Старик сердито сплюнул, рывком поправил шапку, надвинув на самые глаза.
— Ой, страсти какие рассказываешь, дед, помолчи-ка лучше! — Березина заступилась за бывшего председателя. — Человека зазря очернить — дело простое. В соседях живем, уж кому, как не мне, знать, каков человек Иван Карпович. А коли в колхозе не управился, так что же, — не с ним одним такое приключилось.
— В самом деле, интересно, откуда Парамону Евсеичу известны темные стороны жизни Беляева? — недоверчиво спросил бригадир. — Человека засудили, теперь его всякий может лягнуть, наплести что угодно. А если тебе что известно, надо было на суде рассказать, а не тут, перед бабами! За глаза-то просто, а ты попробуй в глаза!
— В глаза, говоришь? — у старика задрожала бородка. — Хоть и пожил я на свете больше твоего, Васька, а еще хочется походить по земле, вот что скажу тебе! Попробуй, заикнись я о проделках Беляева при нем самом, пока он в силе был, — сжил бы он меня со света, ей-ей!

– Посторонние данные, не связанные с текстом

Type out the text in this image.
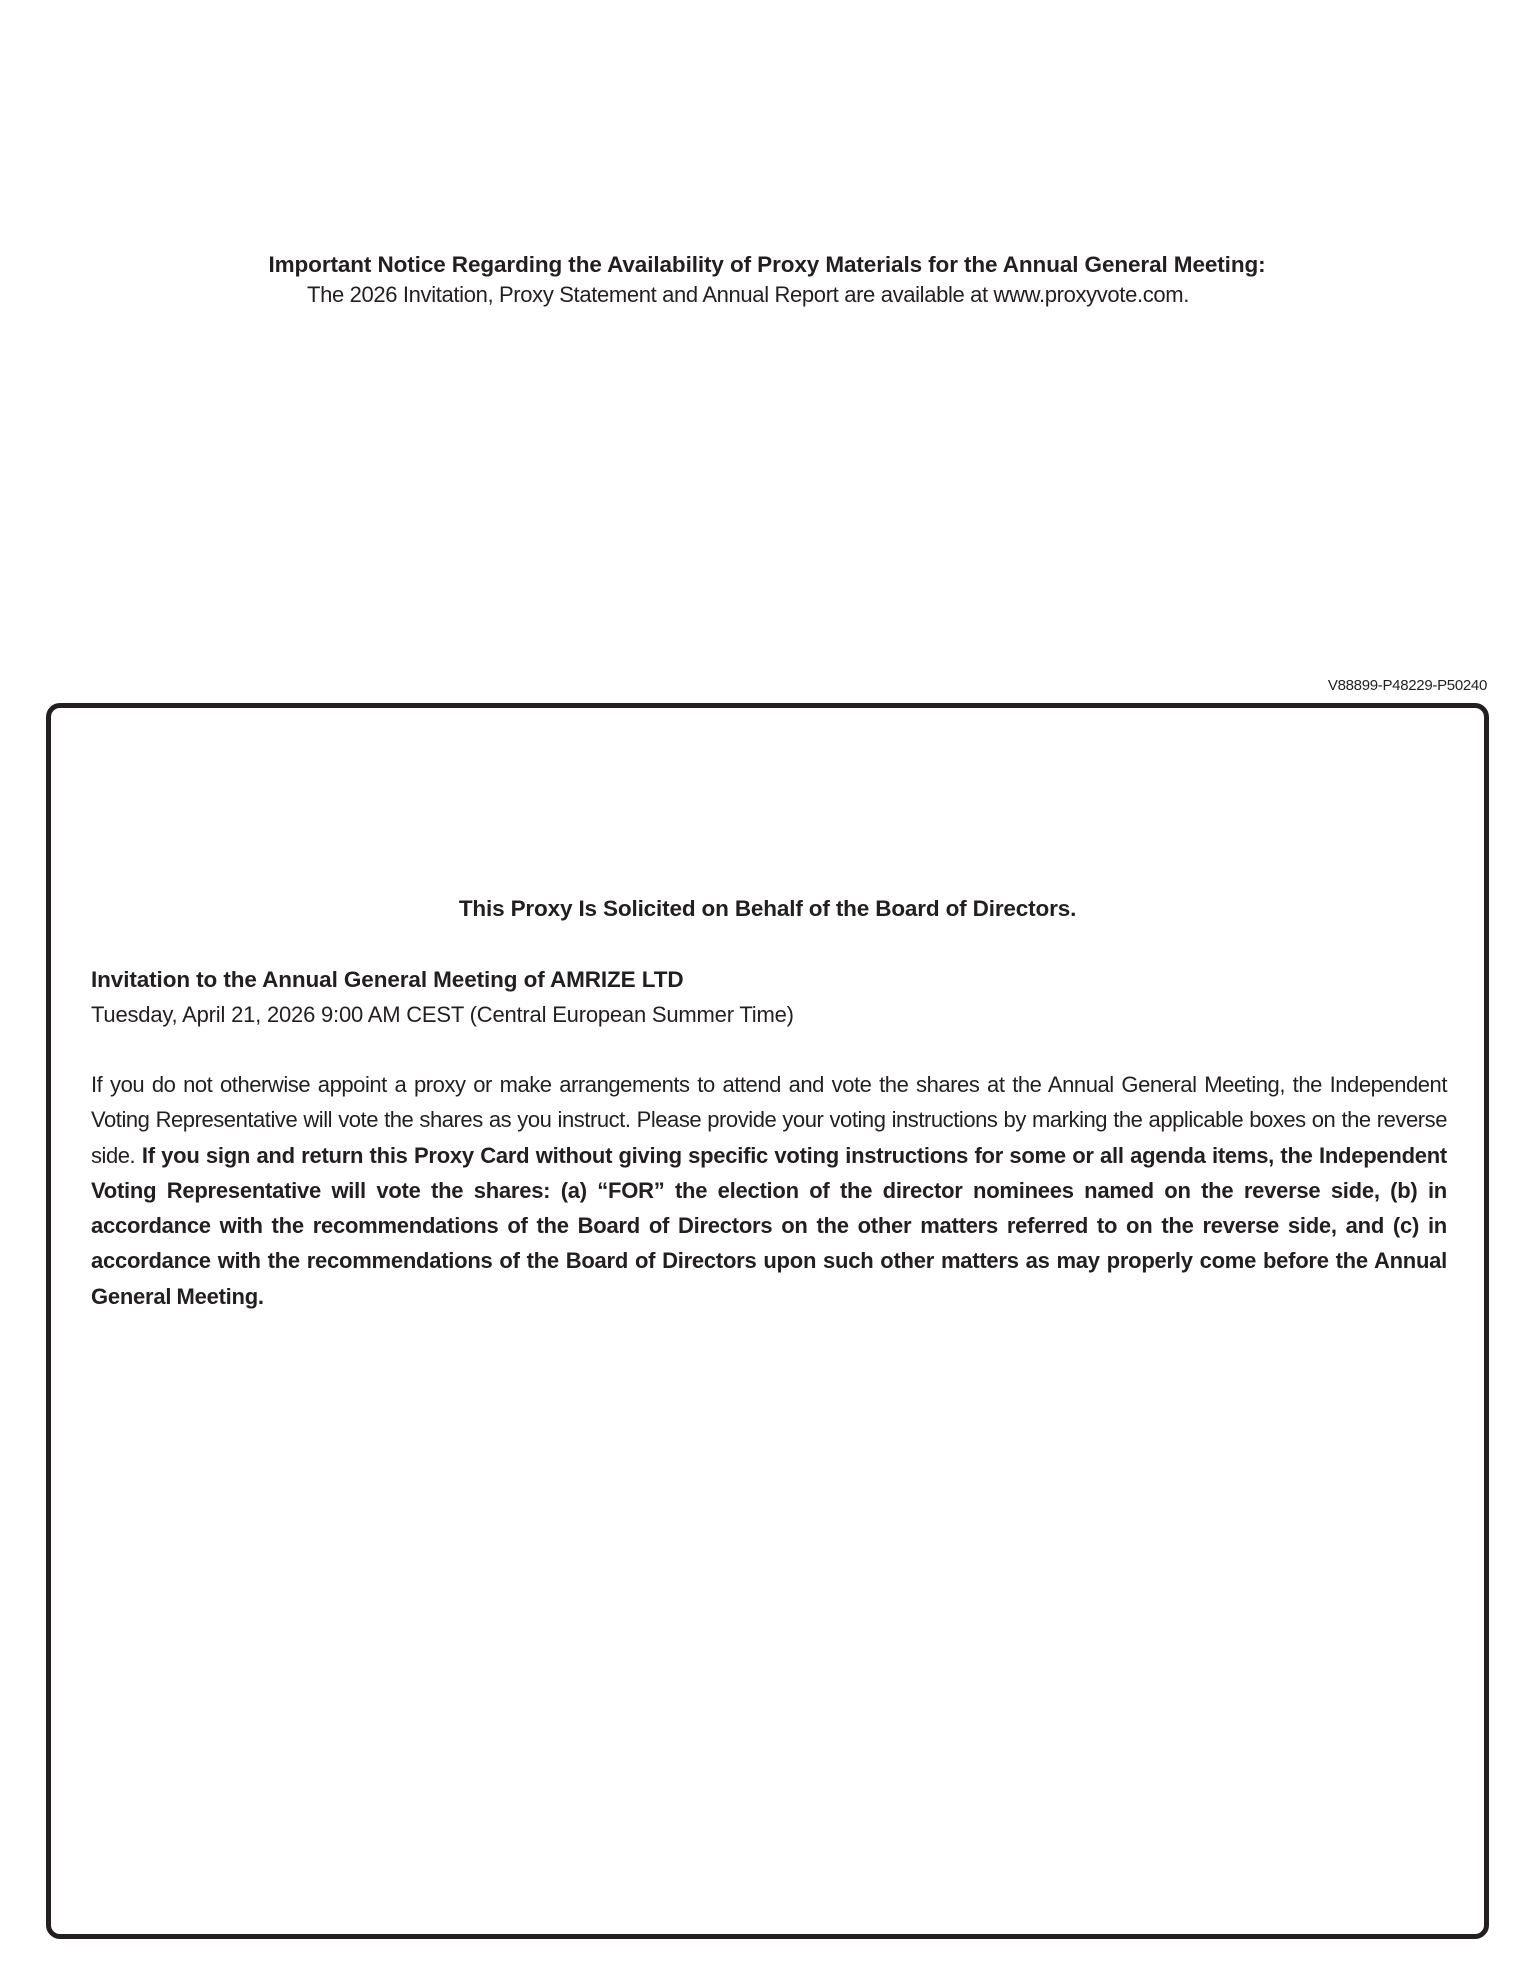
Important Notice Regarding the Availability of Proxy Materials for the Annual General Meeting:
The 2026 Invitation, Proxy Statement and Annual Report are available at www.proxyvote.com.
V88899-P48229-P50240
This Proxy Is Solicited on Behalf of the Board of Directors.
Invitation to the Annual General Meeting of AMRIZE LTD
Tuesday, April 21, 2026 9:00 AM CEST (Central European Summer Time)

If you do not otherwise appoint a proxy or make arrangements to attend and vote the shares at the Annual General Meeting, the Independent Voting Representative will vote the shares as you instruct. Please provide your voting instructions by marking the applicable boxes on the reverse side. If you sign and return this Proxy Card without giving specific voting instructions for some or all agenda items, the Independent Voting Representative will vote the shares: (a) “FOR” the election of the director nominees named on the reverse side, (b) in accordance with the recommendations of the Board of Directors on the other matters referred to on the reverse side, and (c) in accordance with the recommendations of the Board of Directors upon such other matters as may properly come before the Annual General Meeting.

А сила у него имелась, потому как не один действовал, друзей-товарищей имел везде… Дед его при царском режиме в открытую бездельничал, рассказывали, купца заезжего безменом кокнул, а деньги — в карман. Отца Ивана Карповича знаю с малых годков, рос он и в люди выбирался на моих глазах. Крепко они жили, держали шестерку лошадей. А как революция произошла, стали добро свое хоронить по надежным людям, потом в одну ночь дом ихний начисто сгорел. Сказывали, будто сами пустили петуха красного… После дом попроще срубили, чтобы от бедноты особо не выделяться. Попритихли, пережидали времечко. При Колчаке белый офицер отца ихнего застрелил из нагана: золота требовал, а Беляев отказывался, дескать, не имею ничего.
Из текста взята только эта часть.